Analistas costumam compará-lo a lideranças da extrema direita internacional, como Donald Trump e Jair Bolsonaro, sobretudo pelo estilo agressivo, uso frequente das redes sociais e oposição aberta às instituições tradicionais.
Próximos passos no Congresso
De acordo com o jornal Clarín, o texto será analisado em comissões da Câmara dos Deputados após o feriado de Carnaval. O governo trabalha para aprová-lo antes de 1º de março, mas ainda segue sem uma data oficial.
Francisca Vila afirma que no Congresso, o governo atua para acelerar a aprovação ainda no início do ano. Há três cenários possíveis: aprovação rápida na Câmara, aprovação com mudanças (o que exigiria retorno ao Senado) ou atraso caso a votação fique para o período ordinário, após fevereiro.

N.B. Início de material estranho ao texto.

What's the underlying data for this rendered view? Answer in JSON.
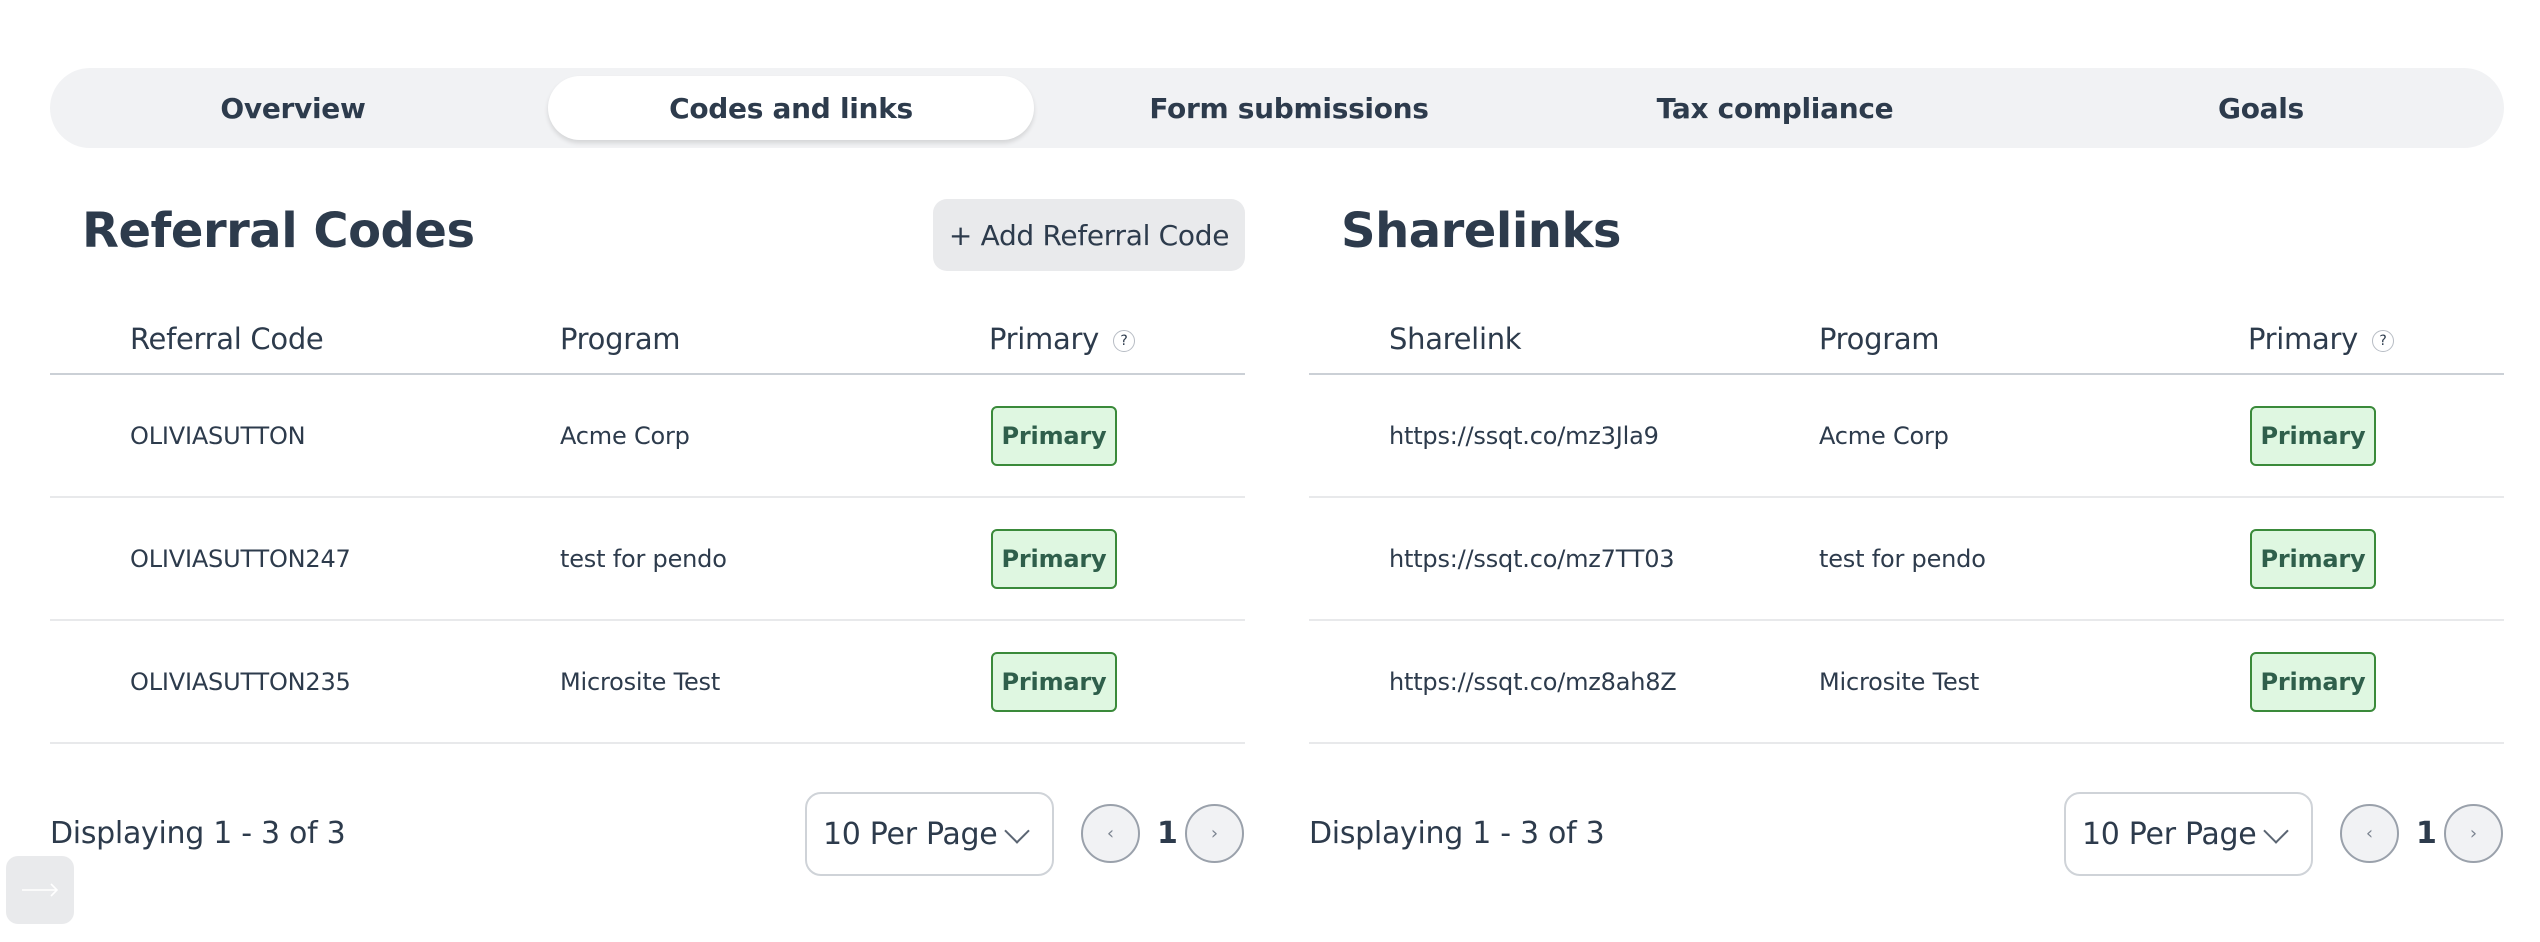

Desde que Milei assumiu a Presidência, em dezembro de 2023, cerca de 300 mil empregos formais foram perdidos, especialmente na construção civil, na indústria e em economias regionais.
Enquanto o governo defende que a reforma pode ajudar a reverter esse cenário, sindicatos e empresários da indústria afirmam que a abertura às importações levou ao fechamento de 18 mil empresas nos últimos dois anos.
“O verdadeiro problema é a destruição de empresas pela abertura indiscriminada das importações”, disse Daniel Rosato, presidente da Associação de Pequenas e Médias Empresas Industriais Argentinas (IPA).
Apesar das divergências, o governo mantém a meta de transformar a proposta em lei nas próximas semanas. “É a lei possível”, afirmou a senadora Carolina Losada, aliada de Milei, ao defender o acordo construído no Senado.
Presidente da Argentina, Javier Milei, participa de uma reunião durante a cúpula do Mercosul em Foz do Iguaçu, Brasil, em 20 de dezembro de 2025.
REUTERS/Kiko Sierich
*Com informações das agências de notícias Reuters, AP e Bloomberg.